= 1903 in chess =

Events in chess in 1903:

==News==
- Siegbert Tarrasch (Germany) wins the Monte Carlo tournament, ahead of Géza Maróczy (Hungary), Harry Pillsbury (United States), Carl Schlechter (Austria), and Richard Teichmann (Germany).
- Mikhail Chigorin wins the 3rd All-Russian Championship in Kiev, ahead of Ossip Bernstein.
- Chigorin (Russia) also wins the Vienna tournament, ahead of Frank Marshall (United States), Georg Marco (Romania), and Pillsbury.

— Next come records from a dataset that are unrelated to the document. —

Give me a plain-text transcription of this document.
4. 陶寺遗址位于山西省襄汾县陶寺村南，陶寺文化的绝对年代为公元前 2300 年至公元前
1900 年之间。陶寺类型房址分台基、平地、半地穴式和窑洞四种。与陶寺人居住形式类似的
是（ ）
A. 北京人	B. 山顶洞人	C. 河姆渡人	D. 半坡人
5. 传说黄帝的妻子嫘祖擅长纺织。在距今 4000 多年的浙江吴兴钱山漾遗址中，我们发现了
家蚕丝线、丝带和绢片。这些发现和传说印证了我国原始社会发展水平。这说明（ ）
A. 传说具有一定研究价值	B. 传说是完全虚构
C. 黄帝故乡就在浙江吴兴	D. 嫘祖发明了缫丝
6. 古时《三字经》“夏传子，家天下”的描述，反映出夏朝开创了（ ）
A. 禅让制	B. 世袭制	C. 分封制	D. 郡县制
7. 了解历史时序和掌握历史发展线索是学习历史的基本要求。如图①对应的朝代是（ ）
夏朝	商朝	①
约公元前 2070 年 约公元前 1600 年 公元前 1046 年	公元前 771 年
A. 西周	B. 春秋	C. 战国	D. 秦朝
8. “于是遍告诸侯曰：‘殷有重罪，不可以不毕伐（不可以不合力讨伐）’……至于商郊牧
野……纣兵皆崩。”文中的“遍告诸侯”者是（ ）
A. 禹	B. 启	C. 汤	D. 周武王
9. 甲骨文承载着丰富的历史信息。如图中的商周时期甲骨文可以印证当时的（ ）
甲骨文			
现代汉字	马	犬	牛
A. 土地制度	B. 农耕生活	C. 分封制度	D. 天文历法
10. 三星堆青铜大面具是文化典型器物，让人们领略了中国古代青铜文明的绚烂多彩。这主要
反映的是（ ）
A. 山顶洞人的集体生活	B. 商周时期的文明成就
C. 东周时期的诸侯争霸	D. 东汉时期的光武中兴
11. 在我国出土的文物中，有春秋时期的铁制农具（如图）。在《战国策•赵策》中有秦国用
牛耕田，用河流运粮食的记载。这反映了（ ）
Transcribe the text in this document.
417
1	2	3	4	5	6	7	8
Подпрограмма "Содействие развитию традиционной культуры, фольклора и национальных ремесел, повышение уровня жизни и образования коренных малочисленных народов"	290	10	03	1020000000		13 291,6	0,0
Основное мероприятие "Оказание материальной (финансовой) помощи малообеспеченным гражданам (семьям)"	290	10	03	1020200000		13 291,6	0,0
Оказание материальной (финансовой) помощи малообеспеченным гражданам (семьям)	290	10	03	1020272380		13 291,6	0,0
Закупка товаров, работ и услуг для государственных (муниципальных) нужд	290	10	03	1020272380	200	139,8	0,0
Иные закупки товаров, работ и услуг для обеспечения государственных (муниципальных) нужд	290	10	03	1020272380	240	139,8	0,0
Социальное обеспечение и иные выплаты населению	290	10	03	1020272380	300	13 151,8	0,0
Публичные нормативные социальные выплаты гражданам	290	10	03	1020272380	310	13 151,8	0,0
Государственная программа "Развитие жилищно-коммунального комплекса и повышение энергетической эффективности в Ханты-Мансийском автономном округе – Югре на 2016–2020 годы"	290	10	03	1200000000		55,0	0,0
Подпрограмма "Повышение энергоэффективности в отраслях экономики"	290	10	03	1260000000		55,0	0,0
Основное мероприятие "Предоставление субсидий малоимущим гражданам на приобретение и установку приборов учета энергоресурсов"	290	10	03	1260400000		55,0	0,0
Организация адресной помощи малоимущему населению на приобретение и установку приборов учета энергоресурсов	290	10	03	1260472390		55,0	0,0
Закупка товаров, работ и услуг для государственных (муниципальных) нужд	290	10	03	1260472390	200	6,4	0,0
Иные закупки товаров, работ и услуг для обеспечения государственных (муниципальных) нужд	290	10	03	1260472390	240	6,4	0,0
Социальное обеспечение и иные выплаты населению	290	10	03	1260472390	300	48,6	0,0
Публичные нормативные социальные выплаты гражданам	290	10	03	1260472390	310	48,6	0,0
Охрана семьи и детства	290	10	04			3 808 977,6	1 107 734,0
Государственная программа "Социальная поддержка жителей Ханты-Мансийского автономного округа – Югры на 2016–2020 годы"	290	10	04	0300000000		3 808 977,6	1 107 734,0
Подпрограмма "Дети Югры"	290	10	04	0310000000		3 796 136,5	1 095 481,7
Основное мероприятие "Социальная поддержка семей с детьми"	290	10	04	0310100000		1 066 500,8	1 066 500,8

All games in this gambit tournament begin with the King's Gambit.
- The American team wins the Anglo-American cable match by the score 5½–4½. Pillsbury and Marshall are in Europe to play at the Monte Carlo tournament, so they travel to London to play their games in person.

==Births==
- Tihomil Drezga (1903–1981) born in Šibenik, Croatia
- Henryk Friedman (1903–1942), Polish master
- Gisela Harum (1903–1995), Austrian chess master
- Menachem Oren (1903–1962) born in Różana, Poland
- Karol Piltz (1903–1939), Polish chess master.
- Solomon Gotthilf (1903–1967), Russian master
- January 1 – Kola Kwariani (1903–1980) professional wrestler, is born in Kutaisi, Georgia
- February 28 – Ozren Nedeljković (1903–1984), Serbian master, is born in Sremski Karlovci
- March 20 – Vitaly Halberstadt (1903–1967), French endgame study composer, is born in Odesa
- March 29 – Heinrich Reinhardt (1903–1990), German–Argentine master, is born in Stettin
- April 1 – Salo Landau (1903–1943), Dutch player, who died in a Nazi concentration camp is born in Bochnia, Galicia, Austria-Hungary
- April 9 – Morris Schapiro (1903–1996), American investment banker and chess master, is born in Lithuania
- Gregor Piatigorsky (1903-1976), Russian-American cellist and chess patron, is born in Dnipropetrovsk
- June 14 – Lajos Steiner (1903–1975), Hungarian and Australian International Master (1950), is born in Nagyvárad
- August 4 Karl Ruben (date of death unknown), Danish master
- August 21 – William Fairhurst (1903–1982), British and New Zealand International Master (1951), is born in Alderley Edge
- August 25 – Arpad Elo (1903–1992), Hungarian-American player and inventor of the Elo rating system, is born in Egyházaskesző, Austria-Hungary
- September 17 – George Koltanowski (1903–2000), Belgian and American chess player, is born in Antwerp
- September 27 Boruch Israel Dyner (1903–1979) was a Belgian–Israeli chess master
- October 8 – Georgy Geshev(1903–1937), Bulgarian master, is born in Sofia
- December 20 – Ramón Rey Ardid (1903–1988), Spanish master and Spanish champion from 1929 to 1943.

==Deaths==
- February 26 – Samuel Tinsley (1847–1903), English player and chess columnist for The Times, competed at Hastings 1895, dies in London.
- June 1 – Josef Noa (1856–1903), Hungarian master, dies in Budapest at age 46.
- August 8 – Gyula Makovetz (1860–1903), Hungarian chess player and editor of the chess magazine Budapesti Sakkszemle, dies in Budapest.